Il était le futur Roi de France! Comment avait-il pu laisser passer un tel affront?
Cet impertinent avait bien de la chance de ne pas être né au seizième siècle : il y aurait perdu la vie sur simple demande de sa part!
Toujours fulminant, Katsuki déambulait sans but entre les sculptures antiques exposées dans cette aile du musée, carrelée d'un damier monochrome. Ses pupilles étincelantes de frustration ne parvenaient à se poser durablement sur aucune des œuvres, encore voilées de vives émotions négatives.
Et les heures qui passaient n'y changeaient rien.
Il finit par s'installer sur un des bancs mis à la disposition des visiteurs, épuisé. Il aurait tant aimé mieux se maîtriser! Pourquoi avait-il fallu qu'il hérite de la hargne de sa mère?
Soudain, son portable vibra dans la poche de sa veste. Il s'en saisit sans y penser, une fois de plus certain du nom qu'il lirait sur l'écran :
Tandis qu'il s'apprêtait à envoyer la même réponse que d'habitude, une paire de chaussures d'un rouge délavé entra dans son champ de vision. Il n'eut pas besoin de s'interroger quant à son propriétaire, puisqu'il reconnut d'emblée son jean trop large aux ourlets abimés...
« Monsieur Bakugo, c'est ça? » s'assura-t-il.

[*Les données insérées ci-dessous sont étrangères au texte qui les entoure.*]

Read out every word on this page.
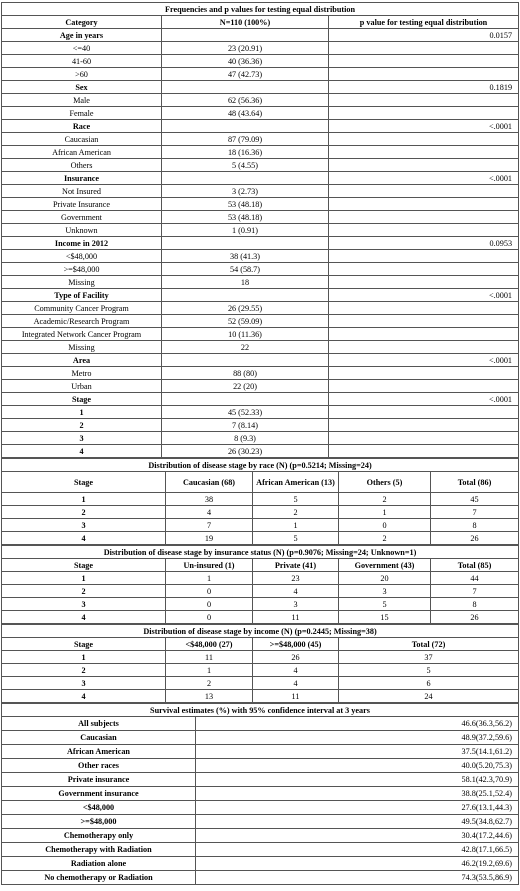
Frequencies and p values for testing equal distribution		
Category	N=110 (100%)	p value for testing equal distribution
Age in years		0.0157
<=40	23 (20.91)	
41-60	40 (36.36)	
>60	47 (42.73)	
Sex		0.1819
Male	62 (56.36)	
Female	48 (43.64)	
Race		<.0001
Caucasian	87 (79.09)	
African American	18 (16.36)	
Others	5 (4.55)	
Insurance		<.0001
Not Insured	3 (2.73)	
Private Insurance	53 (48.18)	
Government	53 (48.18)	
Unknown	1 (0.91)	
Income in 2012		0.0953
<$48,000	38 (41.3)	
>=$48,000	54 (58.7)	
Missing	18	
Type of Facility		<.0001
Community Cancer Program	26 (29.55)	
Academic/Research Program	52 (59.09)	
Integrated Network Cancer Program	10 (11.36)	
Missing	22	
Area		<.0001
Metro	88 (80)	
Urban	22 (20)	
Stage		<.0001
1	45 (52.33)	
2	7 (8.14)	
3	8 (9.3)	
4	26 (30.23)	
Distribution of disease stage by race (N) (p=0.5214; Missing=24)				
Stage	Caucasian (68)	African American (13)	Others (5)	Total (86)
1	38	5	2	45
2	4	2	1	7
3	7	1	0	8
4	19	5	2	26
Distribution of disease stage by insurance status (N) (p=0.9076; Missing=24; Unknown=1)				
Stage	Un-insured (1)	Private (41)	Government (43)	Total (85)
1	1	23	20	44
2	0	4	3	7
3	0	3	5	8
4	0	11	15	26
Distribution of disease stage by income (N) (p=0.2445; Missing=38)			
Stage	<$48,000 (27)	>=$48,000 (45)	Total (72)
1	11	26	37
2	1	4	5
3	2	4	6
4	13	11	24
Survival estimates (%) with 95% confidence interval at 3 years	
All subjects	46.6(36.3,56.2)
Caucasian	48.9(37.2,59.6)
African American	37.5(14.1,61.2)
Other races	40.0(5.20,75.3)
Private insurance	58.1(42.3,70.9)
Government insurance	38.8(25.1,52.4)
<$48,000	27.6(13.1,44.3)
>=$48,000	49.5(34.8,62.7)
Chemotherapy only	30.4(17.2,44.6)
Chemotherapy with Radiation	42.8(17.1,66.5)
Radiation alone	46.2(19.2,69.6)
No chemotherapy or Radiation	74.3(53.5,86.9)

Le dénommé releva la tête, luttant contre ses envies d'écartèlement.
« Je voulais... m'excuser. » poursuivit le vert en passant une main gênée dans sa nuque. « J'y suis allé un peu fort, tout à l'heure. »
Tu as de la chance que la peine de mort ait été abolie!
« Ne vous en prenez plus à Tenya, d'accord? Il adore ce job... qui l'empêche d'étudier autant qu'il le souhaiterait. »
... Intéressant.
« Pour me faire pardonner, je vous invite à boire un coup à l'extérieur. Ça vous dit? »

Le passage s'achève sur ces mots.